Ticket #1352 (closed defect: fixed)

Opened 8 years ago

Last modified 7 years ago

AFS slow on athena.dialup.mit.edu?

Reported by: kchen Owned by:
Priority: normal Milestone: The Distant Future
Component: linerva Keywords: transition
Cc: Fixed in version:
Upstream bug:

Description (last modified by andersk) (diff)

zcrypt, both in barnowl, and outside barnowl, is slow on athena.dialup.mit.edu. (Fixed.)

AFS seems generically slower on athena.dialup.mit.edu than on linerva. (See comments.)

Change History

comment:1 Changed 8 years ago by kchen

  • Component changed from -- to linerva

comment:2 Changed 8 years ago by achernya

Steven and I were doing some investigating of zcrypt, and found that one of the things that gpg does is encrypt the input data. It's possible that the dialups have different performance on encryption and compression when compared to Linerva. See below for a manual decryption of a message sent by zcrypt:

$ gpg --list-packets < /tmp/achernya/gpg-foo
:symkey enc packet: version 4, cipher 7, s2k 3, hash 2
        salt d599691305fd96ef, count 65536 (96)
gpg: AES encrypted data
gpg: gpg-agent is not available in this session
:encrypted data packet:
        length: 62
        mdc_method: 2
gpg: encrypted with 1 passphrase
:compressed packet: algo=1
:literal data packet:
        mode b (62), created 1370240911, name="",
        raw data: unknown length

We could modify zcrypt to pass "--compress-algo none" if that's the slowness pain point, although I haven't thought very hard about the security implications of disabling compression.

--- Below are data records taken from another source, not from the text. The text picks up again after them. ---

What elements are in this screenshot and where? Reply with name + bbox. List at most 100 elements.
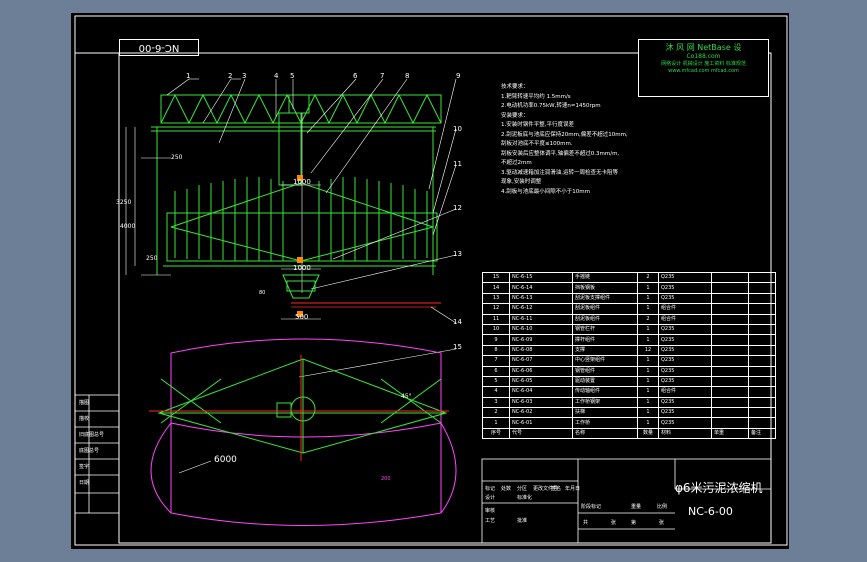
note-line: 技术要求： bbox=[501, 84, 529, 90]
tb-label-sign: 签名 bbox=[551, 486, 562, 492]
bom-header-cell: 代号 bbox=[509, 427, 573, 440]
note-line: 刮板安装后应整体调平,轴偏差不超过0.3mm/m, bbox=[501, 150, 620, 157]
bom-cell: 2 bbox=[637, 271, 659, 284]
tb-label-zone: 分区 bbox=[517, 486, 528, 492]
bom-cell: Q235 bbox=[658, 417, 712, 429]
callout-11: 11 bbox=[453, 160, 462, 168]
bom-cell: 13 bbox=[482, 292, 510, 305]
tb-label-stage: 阶段标记 bbox=[581, 504, 602, 510]
bom-cell: NC-6-05 bbox=[509, 375, 573, 388]
note-line: 2.电动机功率0.75kW,转速n=1450rpm bbox=[501, 103, 601, 109]
callout-14: 14 bbox=[453, 318, 462, 326]
bom-cell bbox=[748, 323, 776, 336]
bom-row: 10 NC-6-10 钢管栏杆 1 Q235 bbox=[482, 323, 776, 336]
callout-3: 3 bbox=[242, 72, 247, 80]
bom-cell: Q235 bbox=[658, 407, 712, 419]
bom-cell: 工作桥钢架 bbox=[572, 396, 638, 409]
bom-cell bbox=[748, 292, 776, 305]
bom-cell: 1 bbox=[637, 407, 659, 419]
watermark-box: 沐 风 网 NetBase 设 Co188.com 网络设计 机械设计 施工资料… bbox=[638, 39, 769, 97]
bom-cell: NC-6-10 bbox=[509, 323, 573, 336]
leader-lines bbox=[166, 78, 457, 378]
bom-cell: Q235 bbox=[658, 334, 712, 346]
tb-label-design: 设计 bbox=[485, 495, 496, 501]
bom-cell: 2 bbox=[482, 407, 510, 419]
bom-cell bbox=[711, 303, 749, 315]
bom-cell: 组合件 bbox=[658, 303, 712, 315]
bom-row: 14 NC-6-14 挡板钢板 1 Q235 bbox=[482, 282, 776, 294]
callout-1: 1 bbox=[186, 72, 191, 80]
bom-row: 8 NC-6-08 支撑 12 Q235 bbox=[482, 344, 776, 357]
watermark-line2: Co188.com bbox=[686, 53, 721, 60]
bom-cell: 刮泥板组件 bbox=[572, 313, 638, 325]
bom-cell bbox=[711, 323, 749, 336]
callout-5: 5 bbox=[290, 72, 295, 80]
bom-cell: Q235 bbox=[658, 396, 712, 409]
bom-cell: 12 bbox=[482, 303, 510, 315]
bom-cell: 驱动装置 bbox=[572, 375, 638, 388]
bom-cell: NC-6-07 bbox=[509, 355, 573, 367]
tb-label-total: 共 bbox=[583, 520, 589, 526]
bom-cell bbox=[711, 355, 749, 367]
bom-cell: NC-6-09 bbox=[509, 334, 573, 346]
dim-45: 45° bbox=[401, 393, 412, 400]
bom-header-row: 序号 代号 名称 数量 材料 单重 备注 bbox=[482, 427, 776, 440]
note-line: 1.耙臂转速平均约 1.5mm/s bbox=[501, 93, 571, 100]
drawing-title-number: NC-6-00 bbox=[688, 505, 733, 518]
drawing-title: φ6米污泥浓缩机 bbox=[675, 481, 763, 495]
drawing-number-box: NC-6-00 bbox=[119, 39, 199, 56]
bom-cell bbox=[711, 365, 749, 377]
callout-8: 8 bbox=[405, 72, 410, 80]
bom-cell: Q235 bbox=[658, 292, 712, 305]
drawing-sheet: NC-6-00 沐 风 网 NetBase 设 Co188.com 网络设计 机… bbox=[71, 13, 789, 549]
bom-cell: 5 bbox=[482, 375, 510, 388]
bom-cell bbox=[748, 334, 776, 346]
bom-cell: 10 bbox=[482, 323, 510, 336]
callout-6: 6 bbox=[353, 72, 358, 80]
callout-7: 7 bbox=[380, 72, 385, 80]
bom-cell: 1 bbox=[637, 292, 659, 305]
bom-row: 6 NC-6-06 钢管组件 1 Q235 bbox=[482, 365, 776, 377]
bom-cell bbox=[748, 417, 776, 429]
bom-cell: 1 bbox=[637, 334, 659, 346]
bom-cell bbox=[711, 271, 749, 284]
bom-cell: 15 bbox=[482, 271, 510, 284]
bom-cell: NC-6-04 bbox=[509, 386, 573, 398]
bom-cell: 支撑 bbox=[572, 344, 638, 357]
bill-of-materials: 15 NC-6-15 手摇链 2 Q235 14 NC-6-14 挡板钢板 1 Q235 13 NC-… bbox=[482, 271, 776, 440]
callout-2: 2 bbox=[228, 72, 233, 80]
tb-label-no: 第 bbox=[631, 520, 637, 526]
bom-cell bbox=[748, 313, 776, 325]
bom-cell: NC-6-02 bbox=[509, 407, 573, 419]
bom-cell: 12 bbox=[637, 344, 659, 357]
bom-cell: NC-6-11 bbox=[509, 313, 573, 325]
bom-cell bbox=[748, 386, 776, 398]
bom-cell: 手摇链 bbox=[572, 271, 638, 284]
bom-cell: 8 bbox=[482, 344, 510, 357]
dim-4000: 4000 bbox=[120, 223, 136, 230]
tb-label-scale: 比例 bbox=[657, 504, 668, 510]
side-label-base: 底图总号 bbox=[79, 448, 100, 454]
note-line: 1.安装时钢件平整,平行度误差 bbox=[501, 122, 574, 128]
bom-cell: Q235 bbox=[658, 355, 712, 367]
callout-13: 13 bbox=[453, 250, 462, 258]
bom-cell: 1 bbox=[637, 396, 659, 409]
watermark-line3: 网络设计 机械设计 施工资料 标准规范 bbox=[661, 61, 746, 67]
note-line: 现象,安装时调整 bbox=[501, 179, 542, 185]
bom-row: 4 NC-6-04 传动轴组件 1 组合件 bbox=[482, 386, 776, 398]
bom-cell: NC-6-13 bbox=[509, 292, 573, 305]
callout-12: 12 bbox=[453, 204, 462, 212]
bom-cell bbox=[711, 344, 749, 357]
tb-label-count: 处数 bbox=[501, 486, 512, 492]
bom-cell: NC-6-03 bbox=[509, 396, 573, 409]
bom-cell: 4 bbox=[482, 386, 510, 398]
dim-1000-top: 1000 bbox=[293, 178, 311, 186]
note-line: 安装要求： bbox=[501, 112, 529, 119]
callout-15: 15 bbox=[453, 343, 462, 351]
bom-row: 15 NC-6-15 手摇链 2 Q235 bbox=[482, 271, 776, 284]
bom-cell: Q235 bbox=[658, 344, 712, 357]
bom-cell bbox=[711, 334, 749, 346]
bom-cell: 11 bbox=[482, 313, 510, 325]
tb-label-review: 审核 bbox=[485, 508, 496, 514]
bom-cell: 2 bbox=[637, 313, 659, 325]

That said, we should profile the slowness of zcrypt more, to determine if it's AFS slowness,forking slowness, or just gpg slowness in encryption or compression.

However, if the slowness is in gpg encryption, there's not much we can do, because it looks like AES-NI is neither supported by the dialups nor supported by 64-bit gpg, despite the  code having been committed for 32-bit gpg.

Version 0, edited 8 years ago by achernya (next)

comment:3 Changed 8 years ago by andersk

If you believe that zcrypt is even slightly computationally bounded, then you are confused. The real problem is the layers and layers of wrapper scripts in the barnowl locker, mostly the stuff that sets up perl (which zcrypt doesn’t even use). perl -MPAR -e '1' takes several seconds.

comment:4 Changed 8 years ago by andersk

(Oh, and  this commit in 1.10dev will save most of the remaining fraction of a second.)

comment:5 Changed 8 years ago by kchen

It seems like this ticket may really be that athena.dialup.mit.edu or AFS on athena.dialup.mit.edu is really slow. (See -c consult from June 14, 2013.)

With my normal PATH and MANPATH set, running "time man screen > /dev/null" takes .1 to .2 seconds on linerva, and about 24 seconds on ten-thousand-dollar-bill.mit.edu. If I unset PATH and MANPATH, it's much more reasonable, at .5 to .6 seconds on ten-thousand-dollar-bill.

With the environment variables set:
[~ dr-wily]> strace man screen | & grep -E '(/mit|/afs)' | wc

538 3423 46364

[~ ten-thousand-dollar-bill]> strace man screen | & grep -E
'(/mit|/afs)' | wc

766 4879 65398

Without them set, it's 95 for linerva and 100 for ten-thousand-dollar-bill.

comment:6 Changed 8 years ago by kchen

One other thing recently noted on -c consult is that it takes me at least 30 seconds to log in to athena.dialup.mit.edu and get a prompt, while people with fewer lockers in .environment it's only 3 seconds. For linerva for me with my standard .environment, it's just about 2 seconds.

comment:7 Changed 7 years ago by andersk

  • Description modified (diff)
  • Summary changed from zcrypt slow on athena.dialup.mit.edu to AFS slow on athena.dialup.mit.edu?

With some locker script twiddling and the release of BarnOwl? 1.9rc2, zcrypt is now about equivalently fast (100 ms) on Linerva and athena.dialup. Updating the ticket to be about reported generic AFS slowness.

comment:8 follow-up: ↓ 9 Changed 7 years ago by kchen

  • Status changed from new to closed
  • Resolution set to fixed

Ops did something (I don't have details) that may have fixed the issue on August 19, and things have continued to look fine since then. [help.mit.edu #2406178]

comment:9 in reply to: ↑ 8 Changed 7 years ago by jweiss

Replying to kchen:

Ops did something (I don't have details) that may have fixed the issue on August 19, and things have continued to look fine since then. [help.mit.edu #2406178]

On half of them, I simply restarted the AFS client. On the other half, I removed the -memcache option to afsd. Having looked at things, I believe the later was more effective long term, and I plan to convert all of the dialups to a disk based cache over winter break / IAP.

Note: See TracTickets for help on using tickets.